Could this be used for entity matching?
Hey, cool model!
Would it be possible for entity matching/named entity recognition?
Thanks! I think you would want to do additional training on top of it for ner using some model that at least computes ngrams. Otherwise, it would just be classifying the vocabulary (32k), and I'd worry that's not expressive enough. I'd bet that you could do something simple like running a linear svc over average pooled trigrams and it might do ok. That's probably where I'd start at least.
Thank you for this model ! Do you have any tutorials on fine tuning ? Do you have any other small models you plan on releasing ?
Thanks for the interest! I will be working on training tutorials soon. I just released a semantic splitting feature, which was quite a bit of effort. So I should have more time this next week to circle back around and add in some training and examples.
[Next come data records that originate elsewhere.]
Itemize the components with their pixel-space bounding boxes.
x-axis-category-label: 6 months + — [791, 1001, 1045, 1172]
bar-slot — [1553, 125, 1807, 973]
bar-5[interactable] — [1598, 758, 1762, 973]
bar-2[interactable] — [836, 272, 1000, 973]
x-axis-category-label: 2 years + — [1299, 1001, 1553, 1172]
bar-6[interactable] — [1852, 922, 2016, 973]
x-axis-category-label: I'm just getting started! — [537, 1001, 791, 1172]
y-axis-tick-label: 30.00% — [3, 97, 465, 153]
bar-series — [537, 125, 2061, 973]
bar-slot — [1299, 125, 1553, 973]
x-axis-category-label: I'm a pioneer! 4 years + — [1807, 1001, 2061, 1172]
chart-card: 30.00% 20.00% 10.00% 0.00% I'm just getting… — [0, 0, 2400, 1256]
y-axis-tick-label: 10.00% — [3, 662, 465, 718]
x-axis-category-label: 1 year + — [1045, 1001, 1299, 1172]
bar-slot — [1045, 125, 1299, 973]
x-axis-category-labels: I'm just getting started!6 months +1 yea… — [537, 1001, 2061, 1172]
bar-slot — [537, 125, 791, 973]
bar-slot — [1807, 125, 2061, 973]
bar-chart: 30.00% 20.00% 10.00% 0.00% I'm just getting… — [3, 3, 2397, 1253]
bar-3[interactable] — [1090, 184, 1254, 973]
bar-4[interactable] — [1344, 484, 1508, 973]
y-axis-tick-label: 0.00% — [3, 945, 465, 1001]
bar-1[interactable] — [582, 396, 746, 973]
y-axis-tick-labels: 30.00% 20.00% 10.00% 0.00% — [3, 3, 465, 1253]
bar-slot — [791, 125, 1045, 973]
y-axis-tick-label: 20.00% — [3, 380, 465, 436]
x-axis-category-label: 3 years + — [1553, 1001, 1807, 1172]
I may work on some other small model architectures, but probably not within the wordllama ecosystem. I am keeping pretty tight constraints on that model to keep the platform fast and with few dependencies. I will occasionally try training additional wordllama models -- but generally I expect improvements in that model to come from more careful training data selection than anything else. I have even tried distillation, but found that without adding attention mechanisms, it could not learn the contextual representations of the teacher model and produced worse results.
Fantastic, Thank you. Actually I was referring to making new small models , as i believe in the ethos and the thought design behind word llama, im still pretty green to this scene but I would love to contribute if you are interested. I do have Data science skills that may be of use. I look forward to seeing what comes out next !
Sounds good! At the moment, I'm mostly spending my time on developing useful algorithms for the wordllama platform. So if you have any ideas, I'd love to hear. I think it's 'good enough' for a lot of things, and if I can improve the model over time, that's great too. I'll always take better performance on the model side, but on the platform side, it's useful right now, and I want to prove that out by helping tackle some of the hard preprocessing problems for LLM (or generally NLP) workflows (like semantic splitting).
Additionally, I am going to try and address some gaps on the data side by working on putting together some datasets to help round out areas of training embeddings. I'm working on a "toxic pairs" dataset I'll upload here for use with sentence transformers that I'd like to add into training data. And I think I need to circle back and do a careful analysis of each dataset I've used to determine how well the model can learn from it. In some cases, I suspect such a simple model can't learn effectively and could even be detrimental. I noticed when doing distillation from transformer models that the lack of context presented "unlearnable" representations, which caused distillation to have slightly worse results. I suspect that data which is too NLI heavy might not be very effective datasets, but I need more time to experiment.
Anyway, those are the issues I'm thinking about looking into next. If any of that interests you, just let me know!